Marouda recalls: “Going back to 2005, it is the festival’s third year and everyone in our programming department is in love with this film called Black Friday. We confirm it and the producers tell us, one of us will come to present the film, we’re like, what about the director? You don’t want him there, he is a trouble maker. We say, hmm, strange, we’ll take your word, but we want to make sure you inform him of his film’s participating in IFFLA. Cut to an hour prior to the screening of the film. We receive a call, the Black Friday director is at the airport, a volunteer driver recognized him and picked him up, bringing him to ArcLight. I’m thinking, do we need to hire security, how about the Q&A, how am I going to handle that? The director arrives, humble, excited yet very nervous, it’s his banned film playing in front of a packed house in Los Angeles, in this exact theater. We have a fantastic Q&A, the film wins the jury award for best feature, the jurors along with us, call up all distributors and ask them to see this film, and keep an eye on this filmmaker from India. The rest is history…. Anurag (Kashyap) went on to become the most sought-after filmmaker from India in all top tier film festivals in the world.”

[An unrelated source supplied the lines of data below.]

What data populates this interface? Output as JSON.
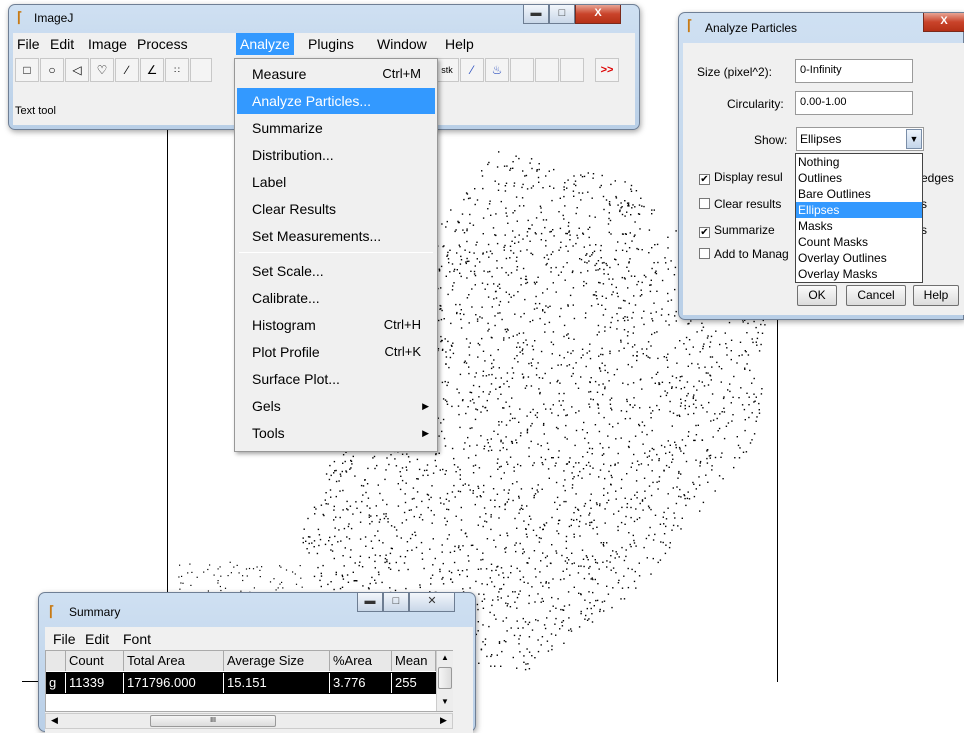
{
  "imagej": {
    "title": "ImageJ",
    "menubar": [
      "File",
      "Edit",
      "Image",
      "Process",
      "Analyze",
      "Plugins",
      "Window",
      "Help"
    ],
    "status": "Text tool",
    "more_tools": ">>"
  },
  "analyze_menu": {
    "items": [
      {
        "label": "Measure",
        "shortcut": "Ctrl+M"
      },
      {
        "label": "Analyze Particles...",
        "shortcut": ""
      },
      {
        "label": "Summarize",
        "shortcut": ""
      },
      {
        "label": "Distribution...",
        "shortcut": ""
      },
      {
        "label": "Label",
        "shortcut": ""
      },
      {
        "label": "Clear Results",
        "shortcut": ""
      },
      {
        "label": "Set Measurements...",
        "shortcut": ""
      },
      {
        "label": "Set Scale...",
        "shortcut": ""
      },
      {
        "label": "Calibrate...",
        "shortcut": ""
      },
      {
        "label": "Histogram",
        "shortcut": "Ctrl+H"
      },
      {
        "label": "Plot Profile",
        "shortcut": "Ctrl+K"
      },
      {
        "label": "Surface Plot...",
        "shortcut": ""
      },
      {
        "label": "Gels",
        "shortcut": ""
      },
      {
        "label": "Tools",
        "shortcut": ""
      }
    ]
  },
  "dialog": {
    "title": "Analyze Particles",
    "size_label": "Size (pixel^2):",
    "size_value": "0-Infinity",
    "circ_label": "Circularity:",
    "circ_value": "0.00-1.00",
    "show_label": "Show:",
    "show_value": "Ellipses",
    "options": [
      "Nothing",
      "Outlines",
      "Bare Outlines",
      "Ellipses",
      "Masks",
      "Count Masks",
      "Overlay Outlines",
      "Overlay Masks"
    ],
    "checks": [
      {
        "label": "Display resul",
        "checked": true
      },
      {
        "label": "Clear results",
        "checked": false
      },
      {
        "label": "Summarize",
        "checked": true
      },
      {
        "label": "Add to Manag",
        "checked": false
      }
    ],
    "right_fragments": [
      "edges",
      "s",
      "s"
    ],
    "ok": "OK",
    "cancel": "Cancel",
    "help": "Help"
  },
  "summary": {
    "title": "Summary",
    "menubar": [
      "File",
      "Edit",
      "Font"
    ],
    "headers": [
      "Count",
      "Total Area",
      "Average Size",
      "%Area",
      "Mean"
    ],
    "row": [
      "11339",
      "171796.000",
      "15.151",
      "3.776",
      "255"
    ],
    "row_stub": "g",
    "scroll_thumb": "III"
  },
  "colors": {
    "selection": "#3399ff",
    "close_red": "#c9432a",
    "title_bar": "#c4d7ec"
  }
}
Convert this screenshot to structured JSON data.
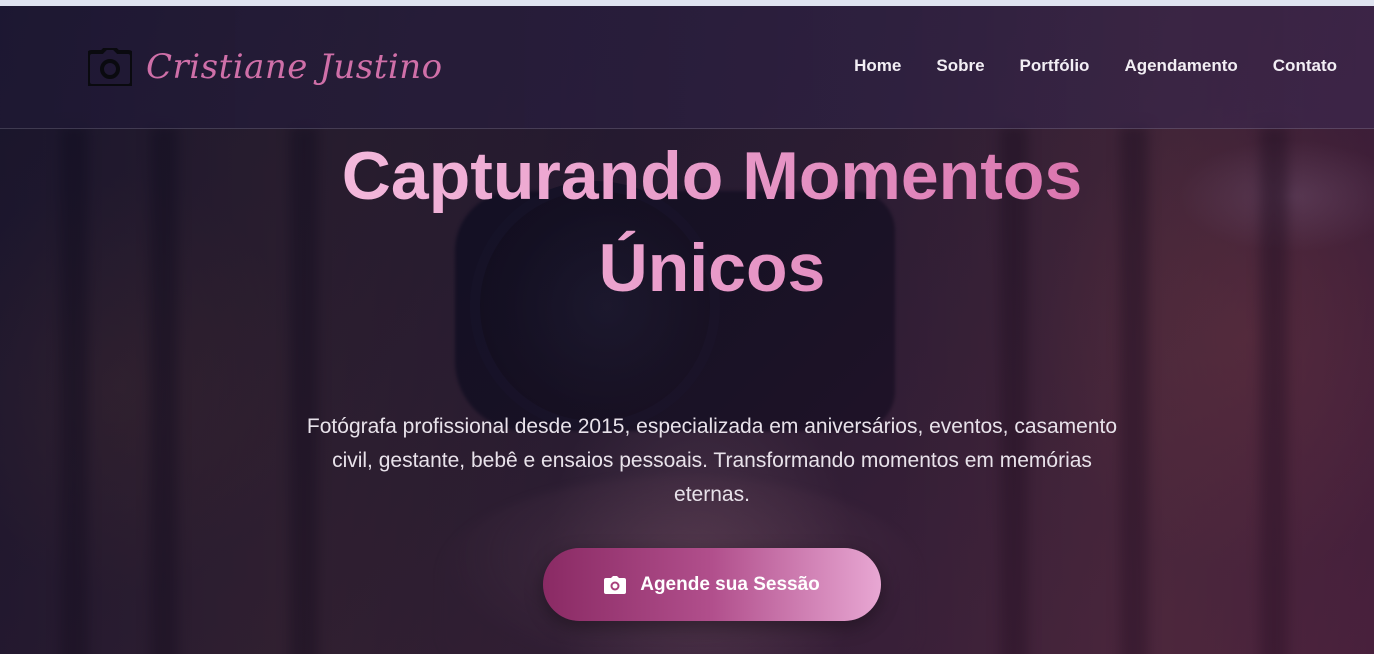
{
  "brand": {
    "name": "Cristiane Justino",
    "icon": "camera-icon",
    "color": "#cf6fa8"
  },
  "nav": {
    "items": [
      {
        "label": "Home"
      },
      {
        "label": "Sobre"
      },
      {
        "label": "Portfólio"
      },
      {
        "label": "Agendamento"
      },
      {
        "label": "Contato"
      }
    ]
  },
  "hero": {
    "headline_line1": "Capturando Momentos",
    "headline_line2": "Únicos",
    "description": "Fotógrafa profissional desde 2015, especializada em aniversários, eventos, casamento civil, gestante, bebê e ensaios pessoais. Transformando momentos em memórias eternas.",
    "cta_label": "Agende sua Sessão",
    "cta_icon": "camera-icon",
    "accent_colors": [
      "#f7c3e2",
      "#d66aa6",
      "#8a2a64"
    ]
  }
}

Smriti Mundhra adds: “Independent film is as competitive as it’s ever been, thanks to the access people have to the tools to make movies. That’s why festivals and film programs, like labs and grants, have become an important factor to give a film credibility so it stands out from the crowd.”

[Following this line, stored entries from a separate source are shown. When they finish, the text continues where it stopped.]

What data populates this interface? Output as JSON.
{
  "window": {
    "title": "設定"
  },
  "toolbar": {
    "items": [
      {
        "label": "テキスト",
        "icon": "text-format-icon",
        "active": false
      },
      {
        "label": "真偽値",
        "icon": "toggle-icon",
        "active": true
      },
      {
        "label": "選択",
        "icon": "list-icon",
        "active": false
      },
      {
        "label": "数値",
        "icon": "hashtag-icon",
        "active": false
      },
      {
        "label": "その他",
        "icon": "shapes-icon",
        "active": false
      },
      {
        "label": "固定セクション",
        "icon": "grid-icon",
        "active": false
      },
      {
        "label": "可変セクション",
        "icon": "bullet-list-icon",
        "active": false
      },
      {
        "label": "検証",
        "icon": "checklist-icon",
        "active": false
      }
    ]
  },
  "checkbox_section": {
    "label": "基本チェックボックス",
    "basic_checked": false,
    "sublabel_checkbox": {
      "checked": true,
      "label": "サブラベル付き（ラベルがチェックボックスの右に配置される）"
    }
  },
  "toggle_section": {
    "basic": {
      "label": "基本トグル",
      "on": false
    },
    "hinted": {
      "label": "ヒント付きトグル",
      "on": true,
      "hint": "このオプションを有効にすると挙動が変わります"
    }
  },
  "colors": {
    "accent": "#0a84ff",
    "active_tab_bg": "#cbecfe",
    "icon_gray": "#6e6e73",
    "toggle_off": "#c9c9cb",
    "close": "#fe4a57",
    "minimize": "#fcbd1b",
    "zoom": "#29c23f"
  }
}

Mundhra who is showcasing A Suitable Girl at Tribeca this year, says: “Tribeca Film Festival is one of the most renowned festivals in the world. Being an official selection in the elite Documentary Competition program, is vital to the future of our film. It sends a message to the gatekeepers of the industry that this film is one worth paying attention to. We were also lucky to have the endorsement of other major organizations like Women In Film, Film Independent and the NFDC/Goa Film Bazaar. But Tribeca is just the beginning for us. We really look forward to screening our film at festivals worldwide to reach not just the industry but also our potential audience.”
Stories that matter
Contrary to common perception, international film festivals often pick tales that have typical Indian nuances. Norling says: “Storytelling seems to be becoming more important to viewers. Also Indian filmmakers and viewers are interested in ensuring that it isn’t the West that is the only one sharing India’s stories in documentary and independent film style.”

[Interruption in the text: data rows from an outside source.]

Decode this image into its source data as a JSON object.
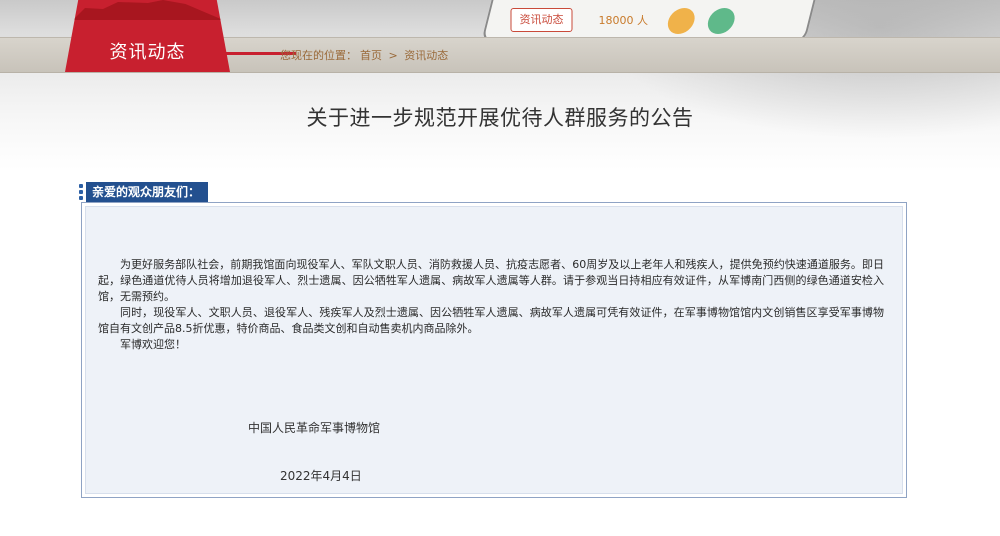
{
  "header": {
    "section_title": "资讯动态",
    "breadcrumb": {
      "prefix": "您现在的位置：",
      "home": "首页",
      "separator": ">",
      "current": "资讯动态"
    },
    "phone_tab_label": "资讯动态",
    "phone_count": "18000 人"
  },
  "article": {
    "title": "关于进一步规范开展优待人群服务的公告",
    "salutation": "亲爱的观众朋友们：",
    "paragraphs": [
      "为更好服务部队社会，前期我馆面向现役军人、军队文职人员、消防救援人员、抗疫志愿者、60周岁及以上老年人和残疾人，提供免预约快速通道服务。即日起，绿色通道优待人员将增加退役军人、烈士遗属、因公牺牲军人遗属、病故军人遗属等人群。请于参观当日持相应有效证件，从军博南门西侧的绿色通道安检入馆，无需预约。",
      "同时，现役军人、文职人员、退役军人、残疾军人及烈士遗属、因公牺牲军人遗属、病故军人遗属可凭有效证件，在军事博物馆馆内文创销售区享受军事博物馆自有文创产品8.5折优惠，特价商品、食品类文创和自动售卖机内商品除外。",
      "军博欢迎您！"
    ],
    "signature": "中国人民革命军事博物馆",
    "date": "2022年4月4日"
  },
  "colors": {
    "accent_red": "#c8202f",
    "salutation_blue": "#23508f",
    "box_bg": "#eef2f8"
  }
}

Foreign audiences are open to ideas that originate from the subcontinent and may sound extraordinary to the West, such as the story of A Suitable Girl, which revolves around the concept of arranged marriages, Khurana says: “A lot of people in the West have a misconception about arranged marriage in India — they have an old-school and narrow view that it is just about child marriage, or forced marriage, or don’t understand how arranged marriage is an institution like any other that evolves over time, so that there are many versions of ‘arranged marriage’ in contemporary India today. I think this film will open people’s eyes to what arranged marriage looks like in India today — and given that it’s not that different than what you might find on a western dating site. There are many relatable elements that may make people reconsider their outdated notions of arranged marriage. I also think people are thinking about how the outcomes of a love marriage is no more guaranteed than an arranged marriage, and seeing a different path to achieve the same thing (i.e. companionship, marriage), opens up a new dialogue about how people couple together, how do you find the ‘right’ one, and how do you negotiate this difficult thing called marriage?”
She adds, “Above all, the story is about how women negotiate this institution and deal with the various power dynamics and patriarchal expectations of their role in society, and how marriage upholds that patriarchy in many ways. That should be very relatable to a lot of women.”